Many customers of commercial banks believe that it is impossible to calculate the percentage accrued on a loan or deposit on their own at home. And they are mistaken. In fact, if you know exactly the size of the bet and the principle of its calculation, then you can do it in just a few minutes, using only a calculator and a sheet of paper.
If a person does not understand
how to calculate the interest on a loan, naturally, he can be added to the payment and excess. True, in most cases, it turns out that the borrower is wrong in his suspicions, simply by giving his hard-earned money every month, you can involuntarily become paranoid. Therefore, if there is a suspicion that the money goes unclear where, it is better to take a printout from the bank and check. Before calculating interest, you should carefully study the
loan agreement in order to understand exactly how they are charged: the actual balance of the debt, the estimated balance on the schedule, or the initial amount of the loan. Most banks use the first option, but others may be found.
In general, ideally, the contract and the principle of interest calculation should be studied before the transaction is completed, and not after some time, but if this did not happen in a timely manner, it is better to do it later than not to do it at all. In fact, the interest on the loan is the main income of the bank received from this type of transaction. But the client must understand that he may not be the only one. There are many other ways (and quite legitimate) of taking money from citizens. Therefore, before blaming the unreasonably accrued interest, you should make sure that it is they, and not some kind of “transaction monitoring fee”.
If the client has studied the contract, the statement provided by the bank and realized that there should not be any additional charges, you can proceed with the calculations. Of course, it will take a lot of time to check all the data for a year or a longer period. But you can get by with less radical measures, having examined several months selectively. It should also be noted that the principle of how to calculate the interest on a transaction does not depend on the repayment schedule. That is, in the case of annuity, and in the classic version of lending accruals are carried out identically. The only thing that may differ in different situations (this is mandatory in the contract) is the number of days in a calendar year. As a rule, banks consider that there are 360 of them, but in some cases there may be 365.
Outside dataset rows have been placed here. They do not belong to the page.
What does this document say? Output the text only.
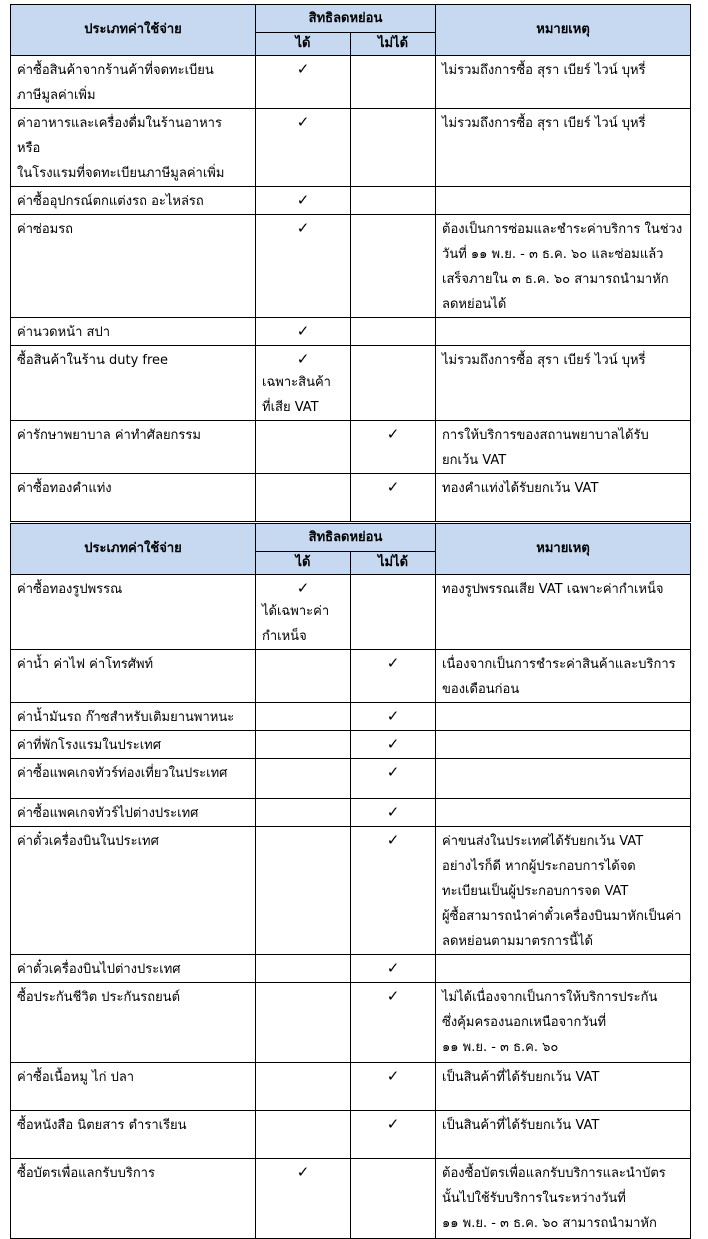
ประเภทค่าใช้จ่าย	สิทธิลดหย่อน		หมายเหตุ
	ได้	ไม่ได้	

ค่าซื้อสินค้าจากร้านค้าที่จดทะเบียน
ภาษีมูลค่าเพิ่ม	✓		ไม่รวมถึงการซื้อ สุรา เบียร์ ไวน์ บุหรี่

ค่าอาหารและเครื่องดื่มในร้านอาหาร หรือ
ในโรงแรมที่จดทะเบียนภาษีมูลค่าเพิ่ม	✓		ไม่รวมถึงการซื้อ สุรา เบียร์ ไวน์ บุหรี่

ค่าซื้ออุปกรณ์ตกแต่งรถ อะไหล่รถ	✓		

ค่าซ่อมรถ	✓		ต้องเป็นการซ่อมและชำระค่าบริการ ในช่วง
วันที่ ๑๑ พ.ย. - ๓ ธ.ค. ๖๐ และซ่อมแล้ว
เสร็จภายใน ๓ ธ.ค. ๖๐ สามารถนำมาหัก
ลดหย่อนได้

ค่านวดหน้า สปา	✓		

ซื้อสินค้าในร้าน duty free	✓
เฉพาะสินค้า
ที่เสีย VAT		ไม่รวมถึงการซื้อ สุรา เบียร์ ไวน์ บุหรี่

ค่ารักษาพยาบาล ค่าทำศัลยกรรม		✓	การให้บริการของสถานพยาบาลได้รับ
ยกเว้น VAT

ค่าซื้อทองคำแท่ง		✓	ทองคำแท่งได้รับยกเว้น VAT
ประเภทค่าใช้จ่าย	สิทธิลดหย่อน		หมายเหตุ
	ได้	ไม่ได้	

ค่าซื้อทองรูปพรรณ	✓
ได้เฉพาะค่า
กำเหน็จ		ทองรูปพรรณเสีย VAT เฉพาะค่ากำเหน็จ

ค่าน้ำ ค่าไฟ ค่าโทรศัพท์		✓	เนื่องจากเป็นการชำระค่าสินค้าและบริการ
ของเดือนก่อน

ค่าน้ำมันรถ ก๊าซสำหรับเติมยานพาหนะ		✓	

ค่าที่พักโรงแรมในประเทศ		✓	

ค่าซื้อแพคเกจทัวร์ท่องเที่ยวในประเทศ		✓	

ค่าซื้อแพคเกจทัวร์ไปต่างประเทศ		✓	

ค่าตั๋วเครื่องบินในประเทศ		✓	ค่าขนส่งในประเทศได้รับยกเว้น VAT
อย่างไรก็ดี หากผู้ประกอบการได้จด
ทะเบียนเป็นผู้ประกอบการจด VAT
ผู้ซื้อสามารถนำค่าตั๋วเครื่องบินมาหักเป็นค่า
ลดหย่อนตามมาตรการนี้ได้

ค่าตั๋วเครื่องบินไปต่างประเทศ		✓	

ซื้อประกันชีวิต ประกันรถยนต์		✓	ไม่ได้เนื่องจากเป็นการให้บริการประกัน
ซึ่งคุ้มครองนอกเหนือจากวันที่
๑๑ พ.ย. - ๓ ธ.ค. ๖๐

ค่าซื้อเนื้อหมู ไก่ ปลา		✓	เป็นสินค้าที่ได้รับยกเว้น VAT

ซื้อหนังสือ นิตยสาร ตำราเรียน		✓	เป็นสินค้าที่ได้รับยกเว้น VAT

ซื้อบัตรเพื่อแลกรับบริการ	✓		ต้องซื้อบัตรเพื่อแลกรับบริการและนำบัตร
นั้นไปใช้รับบริการในระหว่างวันที่
๑๑ พ.ย. - ๓ ธ.ค. ๖๐ สามารถนำมาหัก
To get the amount of interest payable in the current (or any other) month, the balance on the loan body (it can be seen in the statement) should be multiplied by the annual rate, divided by the number of banking days and multiplied by their number in the study period. For example, with a balance of 30,000 monetary units, a rate of 10% per annum for October (31 days in it) 258.33 units should be charged. This is provided that the year is 360 days. And seeing a different value in the extract, you need to ask the specialist why.
If the client does not know how to calculate the interest on the deposit, then he can, in principle, do the same. The deposit agreement also describes the accrual principle. The only thing that needs to be taken into account is the presence of capitalization. If it is provided for by the contract, then the calculations will be a little more complicated, and outside assistance may be needed.